Thursday, June 30, 2011

Walt Whitman print

Here's the first stage of a Walt Whitman print. In the next few weeks I'm going to begin a series of Naked Boy related posters featuring the historic figures in the story. Walt Whitman plays Lyle Walters, the werewolf/guiding spirit.

Thursday, June 16, 2011

Summer Comics Roundup




A COMICS ROUND UP

Here’s some short reviews of notable comics I’ve read recently. All three of the series I in this review are self-published. They all have very distinct voices. These are stories that work best as comics and a large part of comics history is in serialization. Check them out and support some talented up and coming artists and writers.


Poison the Cure is a dense, underappreciated labor of love. It doesn’t look or sound like anything else I’ve read. (Alex Cahill is a friend so I’ll get that out of the way right now) Ziade and Cahill have been working on Poison the Cure since 2006. Poison the Cure begins with aliens in a far distant future. They are assigned to discover the history of a long ago scorched earth. The story is told via the psychic residue of the characters. Set in a dystopic near future, a group of friends fight against a military-industrial dictatorship. Cahill’s drawings crackle with energy. He uses the hard black and white negative spaces of woodcuts, but manages to retain the liquid fluidity of ink. Ziade’s storytelling is at times elliptical, but never pandering. Poison the Cure is one of the most thrilling books I've read in a while. What is exciting to me is to see how Cahill’s drawings have matured over the 5 years of the making of the books. 
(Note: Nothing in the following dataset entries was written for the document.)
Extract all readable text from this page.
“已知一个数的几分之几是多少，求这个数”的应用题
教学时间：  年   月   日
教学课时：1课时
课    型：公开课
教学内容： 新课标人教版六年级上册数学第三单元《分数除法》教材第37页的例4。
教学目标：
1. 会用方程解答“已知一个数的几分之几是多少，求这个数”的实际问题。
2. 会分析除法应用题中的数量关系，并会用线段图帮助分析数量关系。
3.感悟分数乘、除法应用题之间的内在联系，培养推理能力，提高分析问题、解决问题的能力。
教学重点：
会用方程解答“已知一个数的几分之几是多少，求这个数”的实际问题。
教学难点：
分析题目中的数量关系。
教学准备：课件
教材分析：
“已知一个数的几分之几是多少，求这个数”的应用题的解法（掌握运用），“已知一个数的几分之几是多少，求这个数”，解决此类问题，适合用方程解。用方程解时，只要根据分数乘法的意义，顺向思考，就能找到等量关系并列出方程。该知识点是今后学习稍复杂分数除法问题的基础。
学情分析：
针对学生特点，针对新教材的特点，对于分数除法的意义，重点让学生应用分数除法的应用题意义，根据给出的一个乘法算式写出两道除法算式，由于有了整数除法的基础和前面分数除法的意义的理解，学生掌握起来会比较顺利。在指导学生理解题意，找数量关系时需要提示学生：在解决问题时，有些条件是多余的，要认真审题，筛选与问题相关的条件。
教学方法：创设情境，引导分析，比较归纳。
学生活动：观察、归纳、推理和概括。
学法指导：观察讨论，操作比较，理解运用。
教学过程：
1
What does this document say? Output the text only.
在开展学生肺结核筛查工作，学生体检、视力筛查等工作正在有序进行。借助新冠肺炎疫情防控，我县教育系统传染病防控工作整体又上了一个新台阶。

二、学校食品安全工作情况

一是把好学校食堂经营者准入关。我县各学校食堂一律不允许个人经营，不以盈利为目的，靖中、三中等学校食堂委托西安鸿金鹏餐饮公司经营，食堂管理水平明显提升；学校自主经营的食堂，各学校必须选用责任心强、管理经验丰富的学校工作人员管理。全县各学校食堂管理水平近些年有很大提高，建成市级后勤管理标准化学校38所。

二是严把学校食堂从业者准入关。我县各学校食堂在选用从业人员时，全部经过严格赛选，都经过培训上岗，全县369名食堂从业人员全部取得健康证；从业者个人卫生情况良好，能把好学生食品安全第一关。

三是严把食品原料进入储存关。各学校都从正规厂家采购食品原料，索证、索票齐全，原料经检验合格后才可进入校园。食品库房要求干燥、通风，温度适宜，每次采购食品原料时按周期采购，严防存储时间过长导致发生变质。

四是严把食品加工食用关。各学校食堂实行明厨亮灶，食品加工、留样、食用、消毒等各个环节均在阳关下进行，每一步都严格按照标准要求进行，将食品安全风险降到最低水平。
I picked these small zine style comics on my way out of the door at Stumptown. I’m glad I did. The Feast is a strange fairy tale about girls fighting a carnivorous monster. The drawing is crisp and clear. The storytelling has a good pace. The Godins is an ongoing story that takes place in a fantasy world. Palmer has a very clean storytelling style. Like Jeff Smith’s Bone, The Godins uses a combination of Disneyesque characterizations and fantasy tropes to tell the story. I look forward to the next installments.
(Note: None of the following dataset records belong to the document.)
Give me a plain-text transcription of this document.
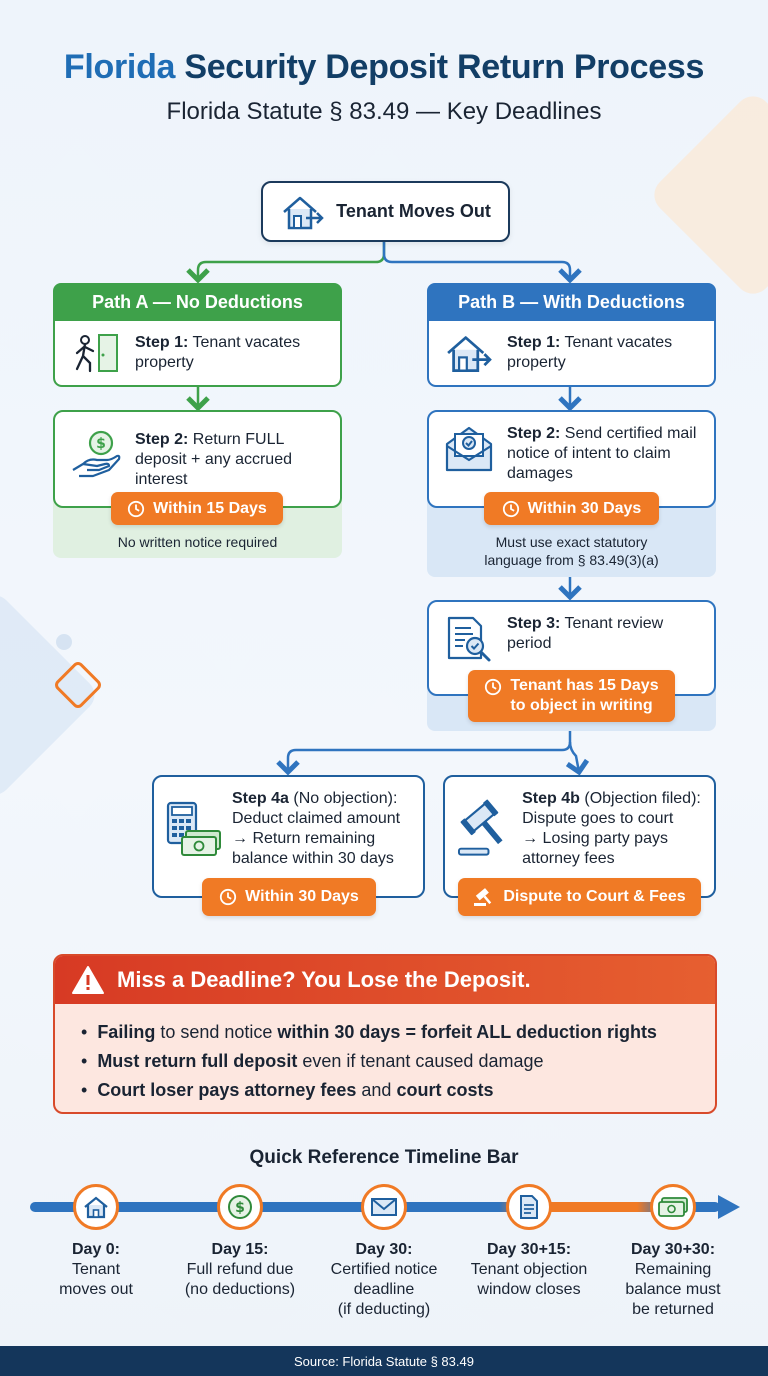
Florida Security Deposit Return Process
Florida Statute § 83.49 — Key Deadlines
Tenant Moves Out
Path A — No Deductions
Step 1: Tenant vacates property
$ Step 2: Return FULL deposit + any accrued interest
Within 15 Days
No written notice required
Path B — With Deductions
Step 1: Tenant vacates property
Step 2: Send certified mail notice of intent to claim damages
Within 30 Days
Must use exact statutory
language from § 83.49(3)(a)
Step 3: Tenant review period
Tenant has 15 Days
to object in writing
Step 4a (No objection):
Deduct claimed amount
→ Return remaining
balance within 30 days
Within 30 Days
Step 4b (Objection filed):
Dispute goes to court
→ Losing party pays
attorney fees
Dispute to Court & Fees
Miss a Deadline? You Lose the Deposit.
• Failing to send notice within 30 days = forfeit ALL deduction rights
• Must return full deposit even if tenant caused damage
• Court loser pays attorney fees and court costs
Quick Reference Timeline Bar
$
Day 0:
Tenant
moves out
Day 15:
Full refund due
(no deductions)
Day 30:
Certified notice
deadline
(if deducting)
Day 30+15:
Tenant objection
window closes
Day 30+30:
Remaining
balance must
be returned
Source: Florida Statute § 83.49
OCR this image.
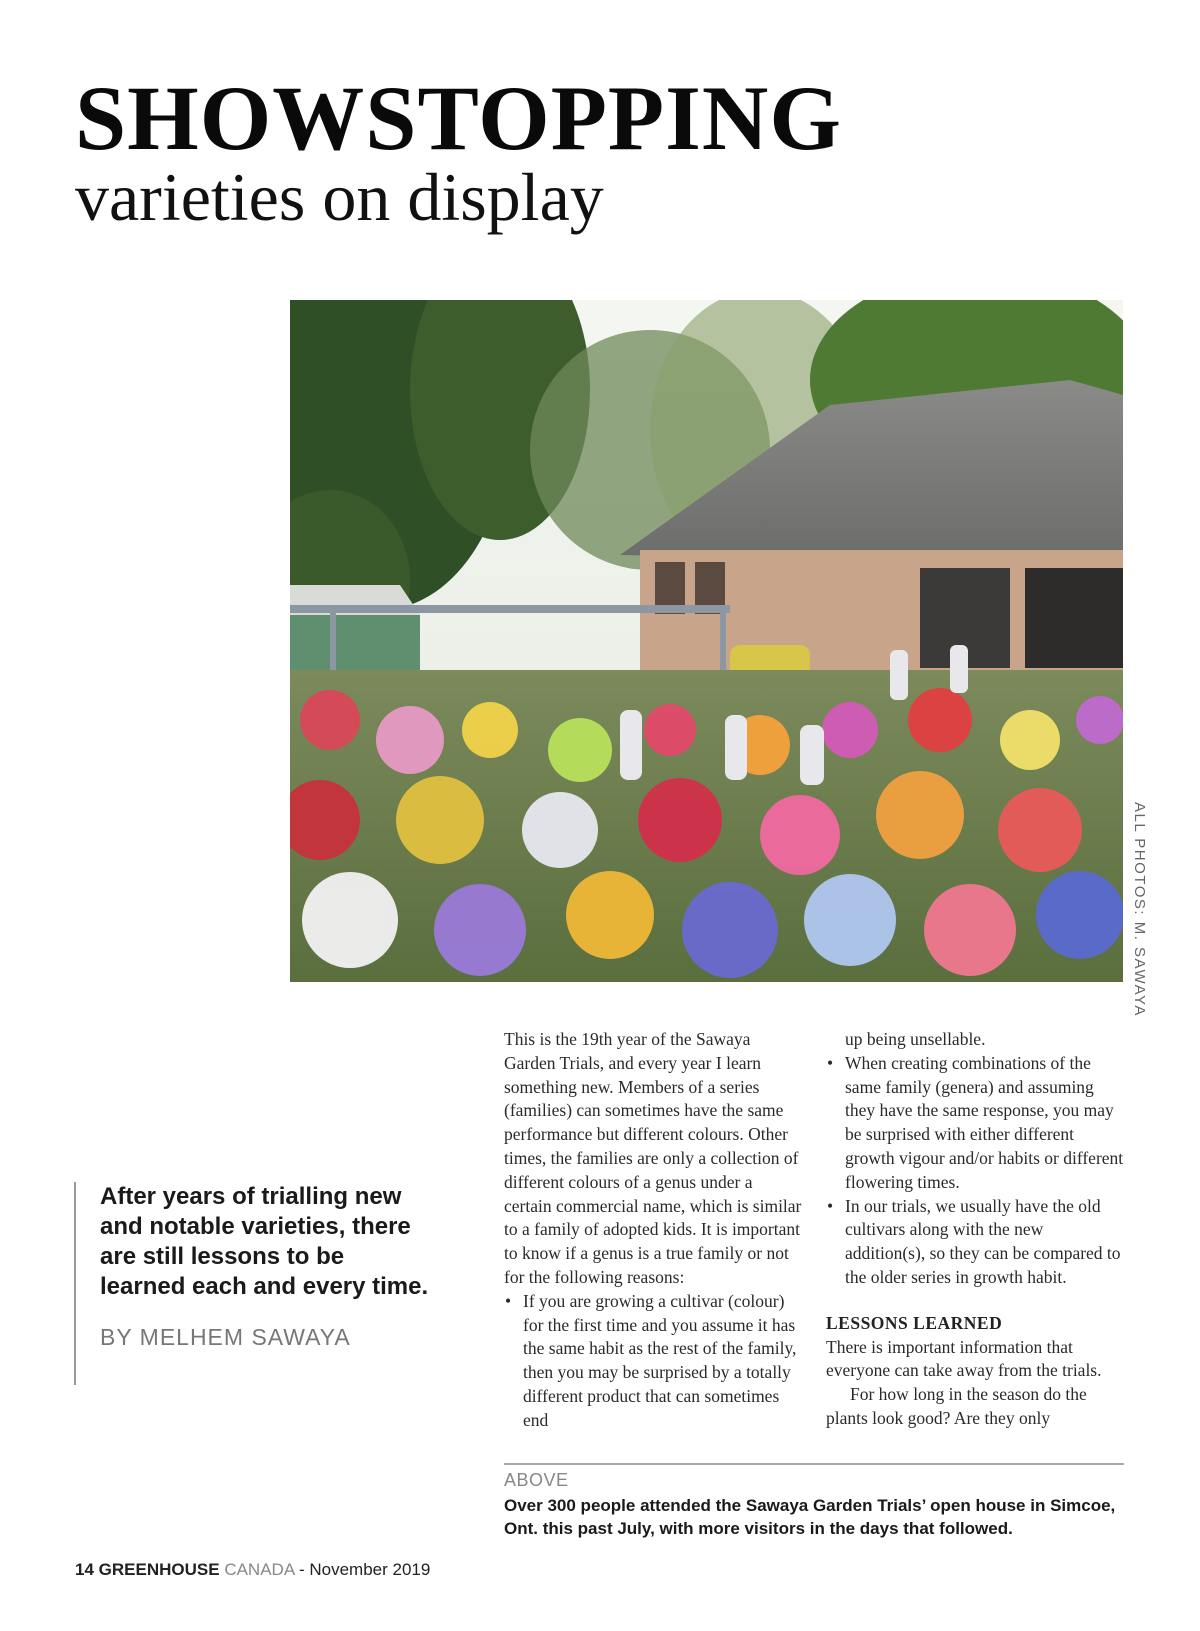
SHOWSTOPPING
varieties on display
ALL PHOTOS: M. SAWAYA

After years of trialling new and notable varieties, there are still lessons to be learned each and every time.

BY MELHEM SAWAYA

This is the 19th year of the Sawaya Garden Trials, and every year I learn something new. Members of a series (families) can sometimes have the same performance but different colours. Other times, the families are only a collection of different colours of a genus under a certain commercial name, which is similar to a family of adopted kids. It is important to know if a genus is a true family or not for the following reasons:

• If you are growing a cultivar (colour) for the first time and you assume it has the same habit as the rest of the family, then you may be surprised by a totally different product that can sometimes end

up being unsellable.

• When creating combinations of the same family (genera) and assuming they have the same response, you may be surprised with either different growth vigour and/or habits or different flowering times.
• In our trials, we usually have the old cultivars along with the new addition(s), so they can be compared to the older series in growth habit.
LESSONS LEARNED

There is important information that everyone can take away from the trials.

For how long in the season do the plants look good? Are they only

ABOVE
Over 300 people attended the Sawaya Garden Trials’ open house in Simcoe, Ont. this past July, with more visitors in the days that followed.
14 GREENHOUSE CANADA - November 2019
I’ve liked Malachi Ward’s work since I discovered Utu. Like the above-mentioned books, Expansion is a three part serialized story. Expansion exists in the world of high-concept science fiction. The story elling is elegant. Sheean and Ward also know how to pace a serialized story. Each installment works as a piece that builds a larger whole. The combined drawing of the two (Sheean on pencils and Ward on inks) has a slippery, sticky quality. One particular page in which the character Turner watches a multitude of people turn into a gooey mass of slime is terrific. Sheean and Ward use silence to great affect in creating the sensation of being lost far out in the void of space.